Was it her imagination? No. Something did move at the top of the wall, just a spot, but it wasn’t enough to shoot. If she could just get him to raise his head to aim. For that, she needed to give him a reason to shoot.
She focused on the tiny spot and held it in her sight with a steady hand, compensating for the force of the wind. “Kalya,” she hissed to the other mound under the rag cape a few meters away. “Keep your head down but fire into the air. Let him see your flash.”
Kalya lay flat and out of range but raised the tip of her rifle over her head and fired blindly toward the wall.
As she’d hoped, the dark spot rose to take aim, revealing a paleness beneath it. Alexia fired, and it dropped backward. “Got ’im.”
From her position, facedown in her trench, Kalya chuckled. “Number nineteen. I’ll vouch for you.”
“Good,” Alexia said, collecting the shell from the deadly bullet and dropping it into her pocket. It would rest in her pack alongside the previous eighteen.
With the enemy sniper eliminated, Alexia and Kalya crept slowly forward until they came within sight of an enemy jeep partially obscured by bushes. A driver sat at the wheel while an officer radioed from the rear.
“This one’s mine,” Kalya murmured as they slid ever closer. Still some five hundred meters away, they stopped.
“Can you do it from here?” Alexia whispered.

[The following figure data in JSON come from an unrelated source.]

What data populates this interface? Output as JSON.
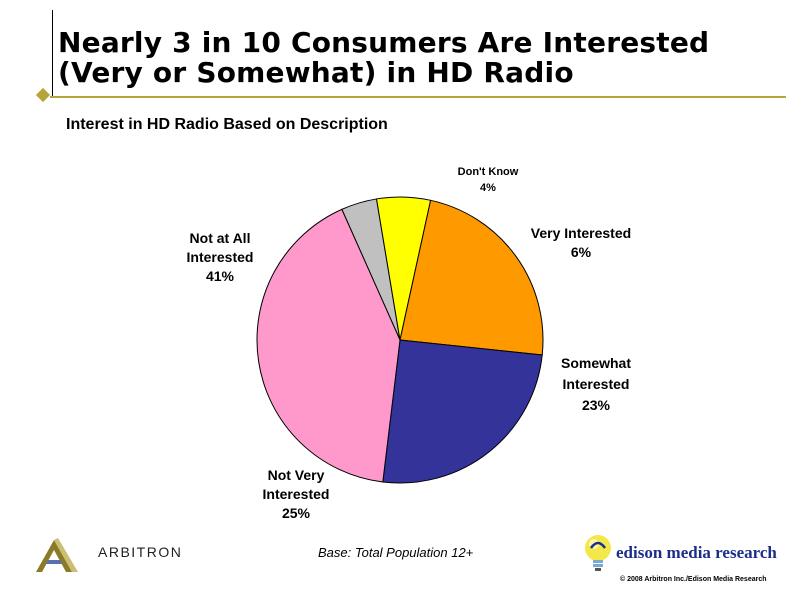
{
  "slide": {
    "title_line1": "Nearly 3 in 10 Consumers Are Interested",
    "title_line2": "(Very or Somewhat) in HD Radio",
    "base_note": "Base:  Total Population 12+",
    "arbitron_logo_text": "ARBITRON",
    "edison_logo_text": "edison media research",
    "copyright": "© 2008 Arbitron Inc./Edison Media Research"
  },
  "colors": {
    "accent_line": "#b5a43a",
    "edison_blue": "#1b2f8a"
  },
  "chart_data": {
    "type": "pie",
    "title": "Interest in HD Radio Based on Description",
    "slices": [
      {
        "name": "Don't Know",
        "value": 4,
        "label_lines": [
          "Don't Know",
          "4%"
        ],
        "color": "#c0c0c0"
      },
      {
        "name": "Very Interested",
        "value": 6,
        "label_lines": [
          "Very Interested",
          "6%"
        ],
        "color": "#ffff00"
      },
      {
        "name": "Somewhat Interested",
        "value": 23,
        "label_lines": [
          "Somewhat",
          "Interested",
          "23%"
        ],
        "color": "#ff9900"
      },
      {
        "name": "Not Very Interested",
        "value": 25,
        "label_lines": [
          "Not Very",
          "Interested",
          "25%"
        ],
        "color": "#333399"
      },
      {
        "name": "Not at All Interested",
        "value": 41,
        "label_lines": [
          "Not at All",
          "Interested",
          "41%"
        ],
        "color": "#ff99cc"
      }
    ],
    "legend": "none",
    "start_angle_deg": -24,
    "direction": "clockwise"
  }
}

“Like giving you a drink,” Kalya said.
Alexia smiled to herself. Da voobsche kak pit’ dat’! She hadn’t heard that expression since childhood. “All right, Miss Show-off. You do him and I’ll get the driver.”
Kalya squirmed into a good firing position, and a short distance away, Alexia did the same. Kalya’s shot had priority, so she did the count. “One… two… three.”
A fraction of a second after Kalya’s gun detonated, Alexia shot.
The two men slumped over in their jeep.
Wasting no time, they sloshed through mud and water back to the 109th Rifle Division headquarters in the largest of the remaining farmhouses. They stood dripping in the doorway and saluted. “Reporting mission successful, Comrade Major,” Kalya said.
“Well done, soldiers. What did you get?”
“Alexia had two clean shots, a driver and a Kraut sniper. Me? I got the officer on his radio. I believe his last radio report was ‘Oh, Scheisse.’”
The major snickered slightly at the German profanity that every man in the Red Army knew.
“Request permission to investigate the plane crash just north of here,” Alexia said more seriously. “It looked like one of our transports.”
“Don’t worry about that, Senior Corporal. I’ve already sent out a squad and a couple of snipers to check on it. In the meantime, reconnaissance has just informed me of a machine-gun nest south of here, near the river. We’ll need to take it out before we can cross. Dry out for a few minutes and get some tea from the field kitchen. We’ll send you both out with Sergeant Sumarov, who spotted them.”
“Yes, Comrade Major,” Kalya replied for both of them. “Will that be all, Comrade Major?”
“Yes. Dismissed.”
They did an about-face and strode from the room. Just before stepping outside, Kalya swept off her pilotka cap and wrung out a thin stream of rainwater over the threshold. “Do you think it was the supply plane?”
“A Tupolev. Had to be. The storm must have blown it south. Damn. I thought the Luftwaffe was down to bare bones now, but obviously not.”
Kalya was more hopeful. “They didn’t explode, though, so that’s a good sign. C’mon. Let’s grab our tea and then look for Sumarov.”